経営者も主婦も学生も一緒になって見たドラマ。9月22日の最終回で42.2%という驚異的高視聴率を獲得したのは決してフロックではないだろう。

骨太なテーマを笑いに包み込む抜群の脚本

そんなお化けドラマに主演した堺が、間髪入れずに10月から登板したのが、フジテレビ『リーガルハイ』だ。2012年4月から6月まで放送されていた作品の続編となる。

10月9日放送の初回の視聴率は21.2%。11話あった前作の平均視聴率は12.5%だから、たぶん、『半沢直樹』効果があったのだろう。引き続き堺の姿を見たかった多くの視聴者がチャンネルを合わせたはずだ。

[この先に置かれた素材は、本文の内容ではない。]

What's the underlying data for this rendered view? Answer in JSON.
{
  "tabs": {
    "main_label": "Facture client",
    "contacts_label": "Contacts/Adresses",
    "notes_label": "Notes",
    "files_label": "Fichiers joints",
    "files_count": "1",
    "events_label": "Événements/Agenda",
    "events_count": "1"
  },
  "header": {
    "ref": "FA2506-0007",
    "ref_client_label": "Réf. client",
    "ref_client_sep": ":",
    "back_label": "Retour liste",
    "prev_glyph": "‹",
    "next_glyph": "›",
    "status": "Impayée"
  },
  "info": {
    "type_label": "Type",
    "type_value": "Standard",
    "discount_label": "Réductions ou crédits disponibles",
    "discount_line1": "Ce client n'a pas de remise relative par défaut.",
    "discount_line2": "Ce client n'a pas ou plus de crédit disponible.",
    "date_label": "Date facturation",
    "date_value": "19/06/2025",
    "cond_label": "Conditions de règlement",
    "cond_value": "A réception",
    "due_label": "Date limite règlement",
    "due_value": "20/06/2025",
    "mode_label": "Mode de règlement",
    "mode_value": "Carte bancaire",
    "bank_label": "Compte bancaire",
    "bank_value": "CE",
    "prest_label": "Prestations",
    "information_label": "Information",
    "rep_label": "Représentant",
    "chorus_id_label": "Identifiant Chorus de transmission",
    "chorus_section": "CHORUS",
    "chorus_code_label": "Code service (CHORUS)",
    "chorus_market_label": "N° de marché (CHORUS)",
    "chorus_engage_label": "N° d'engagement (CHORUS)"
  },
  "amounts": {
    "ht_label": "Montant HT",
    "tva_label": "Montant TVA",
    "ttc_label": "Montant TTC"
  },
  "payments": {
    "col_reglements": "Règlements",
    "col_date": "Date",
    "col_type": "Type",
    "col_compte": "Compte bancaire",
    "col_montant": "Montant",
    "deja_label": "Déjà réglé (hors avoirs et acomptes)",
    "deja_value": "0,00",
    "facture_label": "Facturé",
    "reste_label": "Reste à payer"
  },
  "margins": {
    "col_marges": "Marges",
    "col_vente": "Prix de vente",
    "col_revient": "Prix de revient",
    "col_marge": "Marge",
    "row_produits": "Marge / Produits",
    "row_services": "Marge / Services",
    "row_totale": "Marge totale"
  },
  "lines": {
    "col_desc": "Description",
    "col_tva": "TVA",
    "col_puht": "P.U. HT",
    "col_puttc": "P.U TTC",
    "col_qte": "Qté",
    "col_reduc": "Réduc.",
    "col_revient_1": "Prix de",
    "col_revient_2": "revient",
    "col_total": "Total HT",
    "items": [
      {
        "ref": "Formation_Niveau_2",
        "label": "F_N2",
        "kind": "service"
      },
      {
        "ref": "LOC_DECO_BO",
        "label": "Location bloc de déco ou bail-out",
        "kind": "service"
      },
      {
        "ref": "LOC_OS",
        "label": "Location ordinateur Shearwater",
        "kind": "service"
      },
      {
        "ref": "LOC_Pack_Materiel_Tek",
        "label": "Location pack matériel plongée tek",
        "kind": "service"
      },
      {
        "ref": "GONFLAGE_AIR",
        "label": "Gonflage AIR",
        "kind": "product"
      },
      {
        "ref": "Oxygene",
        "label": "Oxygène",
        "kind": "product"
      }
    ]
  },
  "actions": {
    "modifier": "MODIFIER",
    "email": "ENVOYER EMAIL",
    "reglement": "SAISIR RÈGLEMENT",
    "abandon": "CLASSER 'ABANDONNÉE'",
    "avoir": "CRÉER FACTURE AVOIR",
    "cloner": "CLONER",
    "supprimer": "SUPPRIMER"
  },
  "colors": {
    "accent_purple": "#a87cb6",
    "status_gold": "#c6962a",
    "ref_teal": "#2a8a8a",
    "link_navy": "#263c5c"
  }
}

とはいえ、『リーガルハイ』は前作も快作だった。傑作と呼んでもオーバーではないだろう。前作の12.5%という視聴率は不当なぐらい低かったと思えるから、堺人気の高まりにより、やっと真っ当な評価が与えられたと言える。現在の視聴率は18%前後で推移している。

さて、映画やドラマなどをつくるときに大切なことを順番に並べると、①脚本②キャスト③演出---と言われている。つまり、まず脚本が成否のカギを握るのだが、『リーガルハイ』も古沢良太氏(39)による脚本が抜群にいい。

全編のいたるところにパロディやギャグを散りばめ、一見、ナンセンス・コメディのようなのだが、さりげなくシリアスなテーマを放り投げてくる。古き良きアメリカ映画でよく見られた手法であり、そのスタイルは宮藤官九郎氏の『あまちゃん』(NHK)のたくらみに近い。

視聴者に提示するテーマは骨太。ニュース番組やワイドショー並みに今日性もあるが、笑いに包み込んでいるから、堅苦しくも説教臭くもならない。